Entgegen der Darstellung in der HNA wurde die einseitig parteiergreifende Kreistagsresolution, welche sich völlig kritiklos an die Seite der rechtsextremen Israelischen Regierung stellt und das Massaker an der palästinensischen Zivilbevölkerung vollständig ignoriert, nur von AfD, Grünen, SPD, FDP, CDU, FWG-Piraten und Freien Wählern unterstützt. Die Linke Schwalm-Eder trägt sie in dieser Form nicht mit.
Hierzu erklärte unser Kreistagsabgeordneter Jochen Böhme-Gingold:
Den ersten Absatz kann ich voll unterstützen. Den ersten Satz im 2. Absatz nicht: „Der Schwalm-Eder-Kreis steht fest an der Seite Israels.“
Der Schwalm-Eder-Kreis ist ein geographisches Gebilde in welchem Menschen mit sehr unterschiedlichen Meinungen wohnen. Es ist eine Anmaßung, für die Gesamtheit dieser Menschen sprechen zu wollen. Der Kreistag kann nur für sich selber sprechen, also muss es heißen: Der Kreistag Schwalm-Eder-Kreis steht fest an der Seite Israels.

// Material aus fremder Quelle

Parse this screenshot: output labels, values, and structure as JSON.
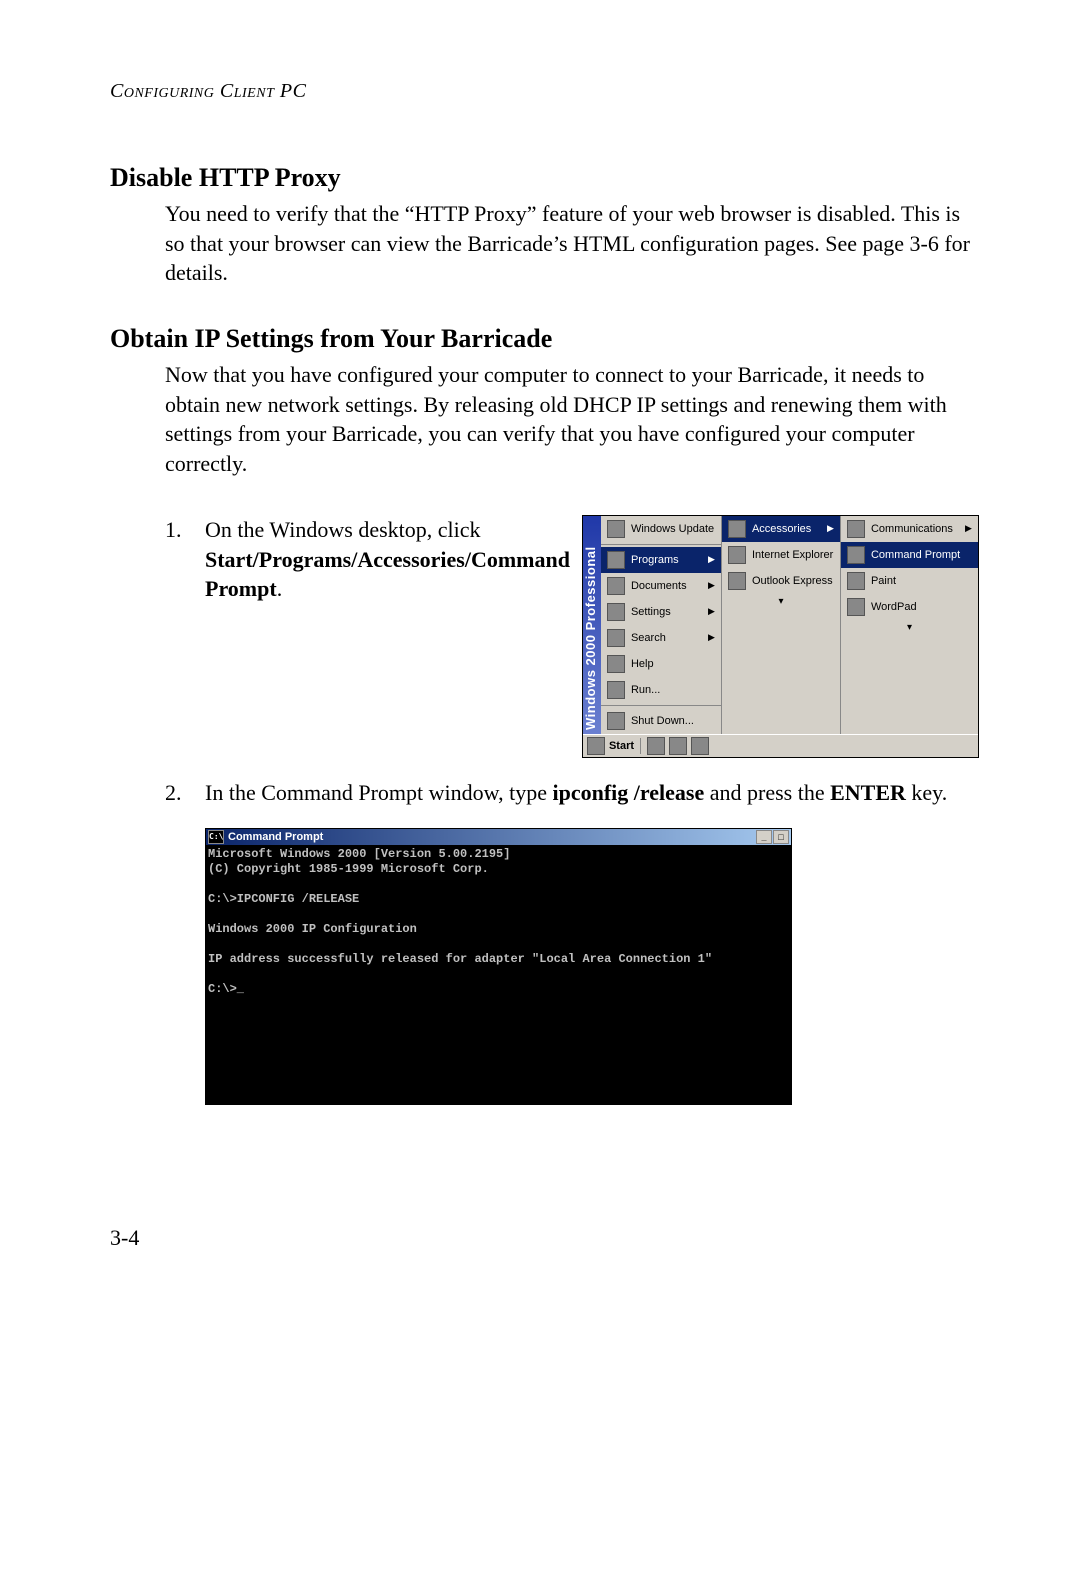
{
  "running_head": "Configuring Client PC",
  "sections": {
    "disable_proxy": {
      "title": "Disable HTTP Proxy",
      "body": "You need to verify that the “HTTP Proxy” feature of your web browser is disabled. This is so that your browser can view the Barricade’s HTML configuration pages. See page 3-6 for details."
    },
    "obtain_ip": {
      "title": "Obtain IP Settings from Your Barricade",
      "body": "Now that you have configured your computer to connect to your Barricade, it needs to obtain new network settings. By releasing old DHCP IP settings and renewing them with settings from your Barricade, you can verify that you have configured your computer correctly."
    }
  },
  "steps": {
    "one": {
      "num": "1.",
      "pre": "On the Windows desktop, click ",
      "bold": "Start/Programs/Accessories/Command Prompt",
      "post": "."
    },
    "two": {
      "num": "2.",
      "pre": "In the Command Prompt window, type ",
      "bold1": "ipconfig /release",
      "mid": " and press the ",
      "bold2": "ENTER",
      "post": " key."
    }
  },
  "start_menu": {
    "stripe": "Windows 2000 Professional",
    "col1": {
      "windows_update": "Windows Update",
      "programs": "Programs",
      "documents": "Documents",
      "settings": "Settings",
      "search": "Search",
      "help": "Help",
      "run": "Run...",
      "shutdown": "Shut Down..."
    },
    "col2": {
      "accessories": "Accessories",
      "ie": "Internet Explorer",
      "outlook": "Outlook Express"
    },
    "col3": {
      "communications": "Communications",
      "cmdprompt": "Command Prompt",
      "paint": "Paint",
      "wordpad": "WordPad"
    },
    "taskbar_start": "Start"
  },
  "cmd_window": {
    "title": "Command Prompt",
    "lines": "Microsoft Windows 2000 [Version 5.00.2195]\n(C) Copyright 1985-1999 Microsoft Corp.\n\nC:\\>IPCONFIG /RELEASE\n\nWindows 2000 IP Configuration\n\nIP address successfully released for adapter \"Local Area Connection 1\"\n\nC:\\>_"
  },
  "page_number": "3-4"
}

Frage: Welches Israel ist gemeint? Ja, ich stehe fest an der Seite der Menschen in Israel, die durch den Terror der Hamas unsägliches Leid erfahren haben. Ich stehe auch an der Seite der Menschen, die gegen die Justizreform des Netanjahu protestieren. Ich stehe aber nicht auf der Seite eines korruptionsverdächtigen Netanjahu, der fundamentale demokratische Rechte aushebeln will.
Schon gar nicht stehe ich an der Seite des israelischen Polizeiministers Ben Gvir, der die völkerrechtswidrige Siedlungspolitik im annektierten Westjordanland vorantreibt. Ein Ben Gvir, in dessen Arbeitszimmer das Bild von Baruch Goldstein hängt.

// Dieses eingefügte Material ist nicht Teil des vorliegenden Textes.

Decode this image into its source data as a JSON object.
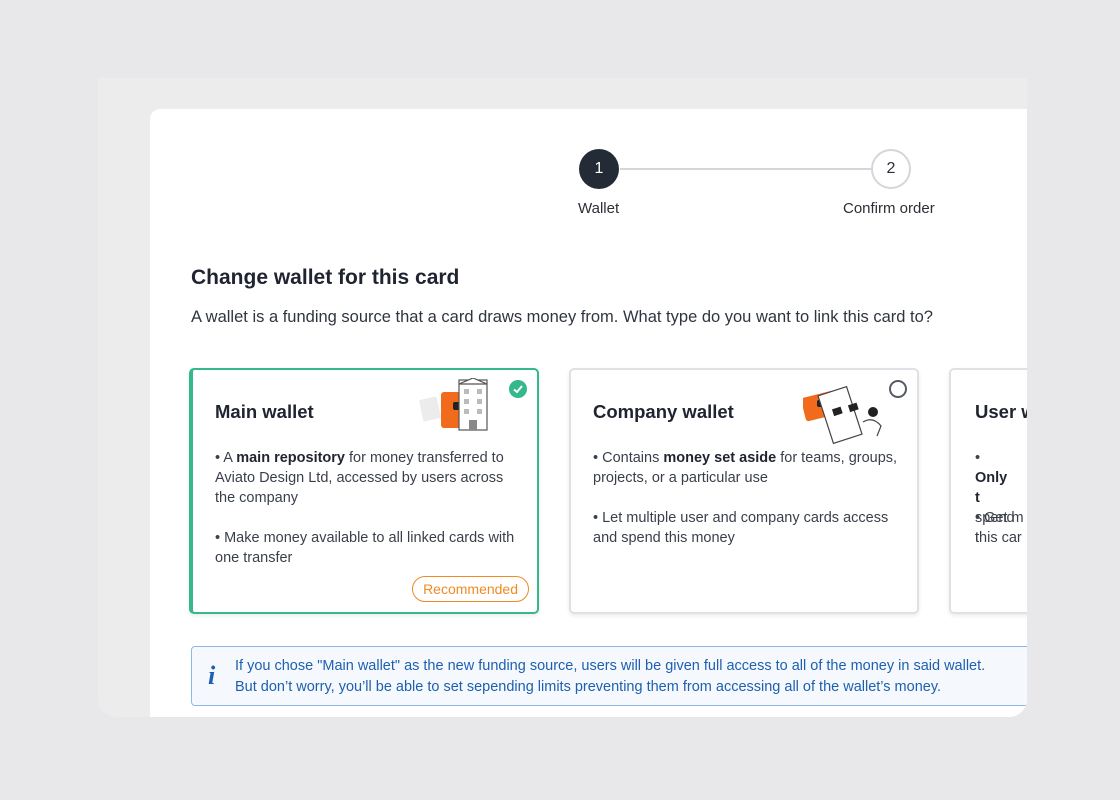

Baruch Goldstein drang am 25. Februar 1994 in eine Moschee in Hebron ein, und erschoss 29 betende Muslime hinterrücks. Er wird von ultranationalistischen Israelis immer noch als Held verehrt. Auf der Seite eines solchen Massenmörders kann ich nicht stehen.
Israel hat viele Seiten die ich unterstütze, aber auch viele Seiten die ich ablehne. Deswegen ist dieser Satz viel zu pauschal, er sollte gestrichen werden.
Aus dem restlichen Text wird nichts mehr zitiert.